Peter is also having a rough time throughout the story because his best friend, Jimmy Fargo, has left the Upper West Side and moved "far off" to SoHo on the other side of Manhattan, although they still get to go to the same school, where they are both in the seventh grade, while Fudge is in the "Mixed" group, along with his new friend, Melissa Beth Miller.

Near the end of the story, in a semi-homage to the ending of the first novel, Mini swallows Fudge's baby tooth that just fell out, making money-obsessed Fudge furious because he was planning to get a dollar for it from the tooth fairy.

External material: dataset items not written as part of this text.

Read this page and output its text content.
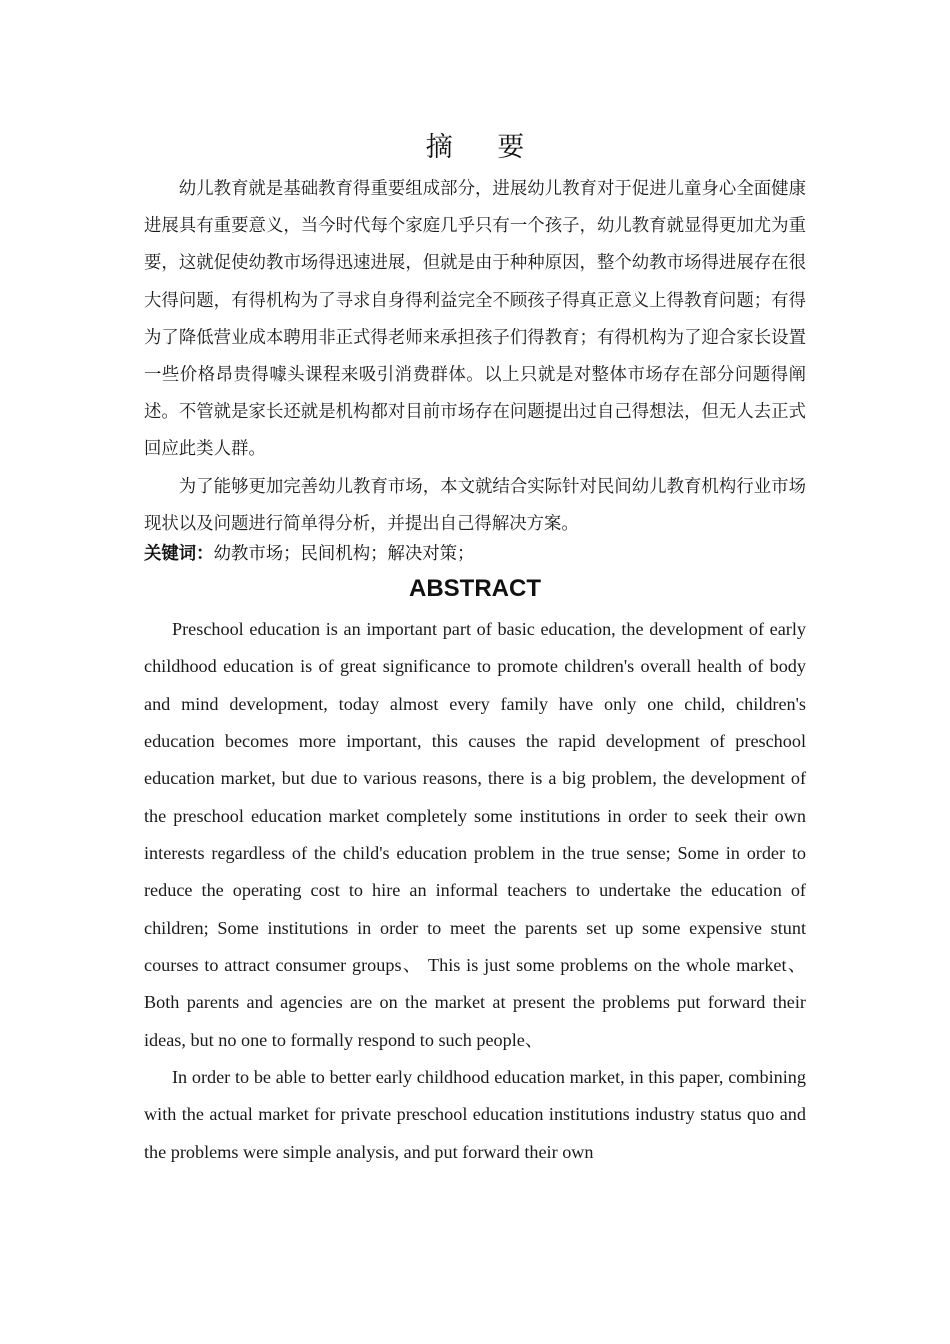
摘 要

幼儿教育就是基础教育得重要组成部分，进展幼儿教育对于促进儿童身心全面健康进展具有重要意义，当今时代每个家庭几乎只有一个孩子，幼儿教育就显得更加尤为重要，这就促使幼教市场得迅速进展，但就是由于种种原因，整个幼教市场得进展存在很大得问题，有得机构为了寻求自身得利益完全不顾孩子得真正意义上得教育问题；有得为了降低营业成本聘用非正式得老师来承担孩子们得教育；有得机构为了迎合家长设置一些价格昂贵得噱头课程来吸引消费群体。以上只就是对整体市场存在部分问题得阐述。不管就是家长还就是机构都对目前市场存在问题提出过自己得想法，但无人去正式回应此类人群。

为了能够更加完善幼儿教育市场，本文就结合实际针对民间幼儿教育机构行业市场现状以及问题进行简单得分析，并提出自己得解决方案。

关键词：幼教市场；民间机构；解决对策；
ABSTRACT

Preschool education is an important part of basic education, the development of early childhood education is of great significance to promote children's overall health of body and mind development, today almost every family have only one child, children's education becomes more important, this causes the rapid development of preschool education market, but due to various reasons, there is a big problem, the development of the preschool education market completely some institutions in order to seek their own interests regardless of the child's education problem in the true sense; Some in order to reduce the operating cost to hire an informal teachers to undertake the education of children; Some institutions in order to meet the parents set up some expensive stunt courses to attract consumer groups、 This is just some problems on the whole market、 Both parents and agencies are on the market at present the problems put forward their ideas, but no one to formally respond to such people、

In order to be able to better early childhood education market, in this paper, combining with the actual market for private preschool education institutions industry status quo and the problems were simple analysis, and put forward their own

After the Howie Hatchers finally leave, Fudge throws a temper tantrum over what Mini did, saying he hated him. This leads to Peter telling Fudge that he felt the same way when Fudge swallowed his pet turtle, Dribble, in Tales of a Fourth Grade Nothing. Genuinely surprised at this news, Fudge thinks about this and finally realizes that he hasn't been a very good brother after all.

==Publication history==
Double Fudge was first published by Dutton in September 2002. An audiobook was released by Listening Library the same year, narrated by Blume.

==Reception==
Publishers Weekly gave the book a positive review, stating that fans of the previous books in the series will welcome it, and describing it as a cheerful read. Conversely, Kirkus Reviews gave it a negative review, describing it as being too busy and "surprisingly unfunny".